I’ll illustrate this by sharing a great story. I worked with an MLB catcher for three seasons before he retired. During the season, we would do weekly sessions to stay on top of issues that arose. For three solid seasons we had the exact same conversation, and it went like this:

Me: How is your shoulder and how are your knees?

Him: Well my shoulder is a little sore because I’ve been catching a lot this week (or my knees are a little sore because I’ve been catching a lot this week).

Me: Your shoulder (knees) isn’t sore from catching, it’s because there’s something you are emotionally upset about that didn’t get processed out of your body and it’s sitting in your shoulder (knees). Do you have any idea what that might be?

Him: No, not really. (Sometimes he did know.)

Me: How are things with your wife? How are things with your kids? How are things with your teammates? How are things with management? (After getting to know him, I narrowed it down to this list of questions.)

Him: He would name what he was upset about.

Me: Okay, move your shoulder (or bend your knees) and tell me on a scale from 0-10 how sore it feels.

Him: It’s about a 6 (that usually seemed to be the level of soreness).

Me: Let’s tap on the emotional upset. We do the tapping and then I ask him to move his shoulder or bend his knees and now tell me the level of soreness.

Him: He giggles and says “that’s amazing, it’s gone.”

Me: Yes, that’s because the soreness wasn’t from throwing and catching, it was the emotional upset that got stored in your shoulder (knees) to get your attention.

On the very last day I worked with him, we had this conversation again and tapped one more time for his soreness. Only this time we had a different ending (after he giggled and said “that’s amazing, the soreness is gone”)!

Him: So what you’re telling me is that when I’m upset about something it can settle into my shoulder and knees and cause soreness.

Me: Yes, that’s exactly what I’m telling you.

Him: So all these old retired catchers that are walking around all crippled, it’s not from catching all those games, it’s from all the emotional stuff that happened during the course of their career that never got processed and is still sitting in their body.

Me: Yes, that’s exactly what I’m telling you.

Him: So what you’re telling me is that I don’t have to be crippled when I’m older.

Me: Yes, that’s exactly what I’m telling you.

It brings tears to my eyes every time I tell this story. This man believed he would suffer the same fate as some other retired catchers and have to live a life crippled and in pain from years of catching. He now knows this isn’t true.

My experience with him is a common one among all my athletes. From golfers who believe their shoulders and backs are sore from swinging too much to runners that believe their legs are sore from practice, time and time again I’ve been able to show them it’s not what they think it is.
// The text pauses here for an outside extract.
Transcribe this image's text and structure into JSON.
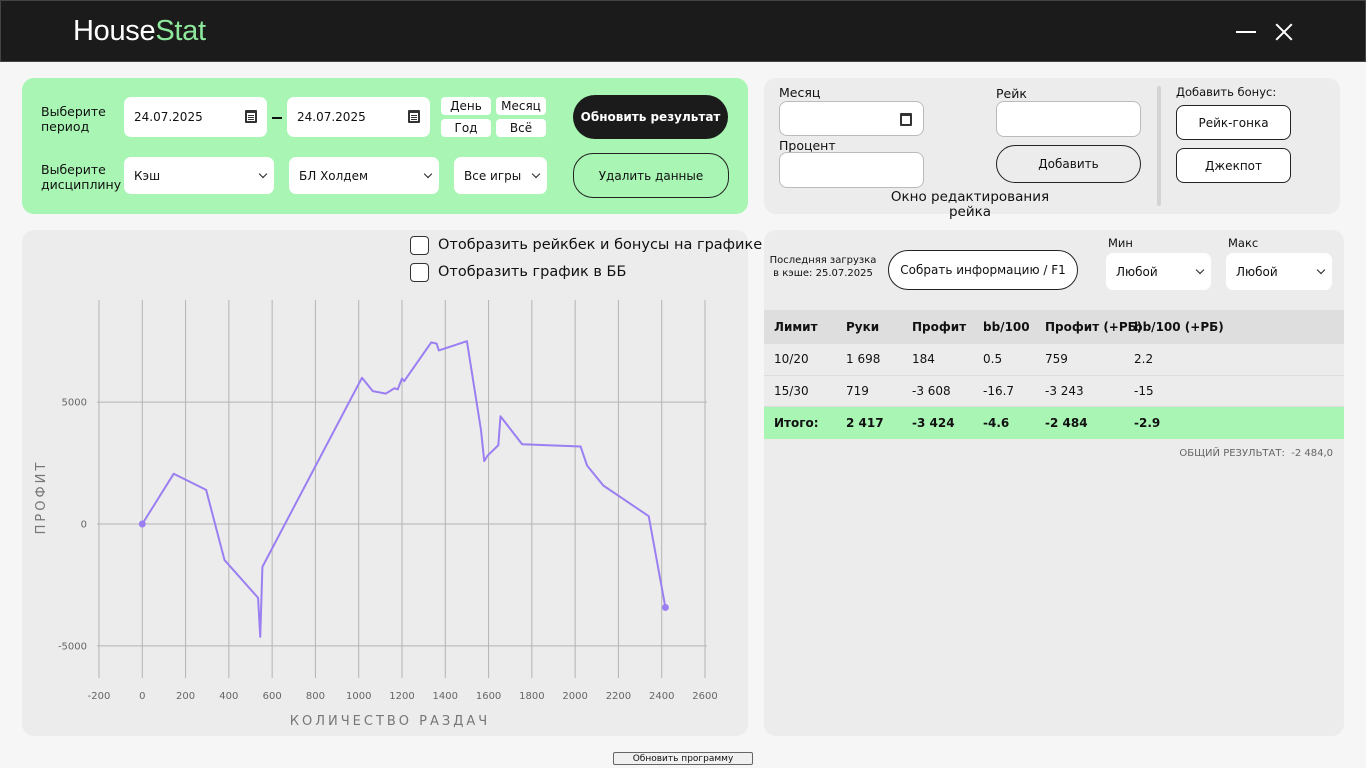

While emotions have an energy and frequency to them, first and foremost, they are chemicals that are released by the brain and flood the body. When you are angry with someone, that chemical of anger releases from your hypothalamus and floods your body, docking onto cell receptors made just for anger. I have come to believe that our body will place that anger (or whatever the emotion is) in a location that will be sure to get our attention. For athletes, that location is usually in the part of your body you use the most in your sport. It sure does get your attention!

With the use of Emotional Freedom Techniques it’s easy to speak to the body and release that soreness. The biggest challenge is the athlete’s conditioning around this issue. I spend a fair amount of time retraining athletes to ask this question when they notice soreness and their mind says it’s from competition or practice, “what’s happened in the last 24 to 48 hours that I’m upset about?” Your mind will do a “computer search” and pop up the answer and that’s what you tap on. Keep tapping on the issue and all the aspects around it until the soreness is gone. I promise you’ll be amazed!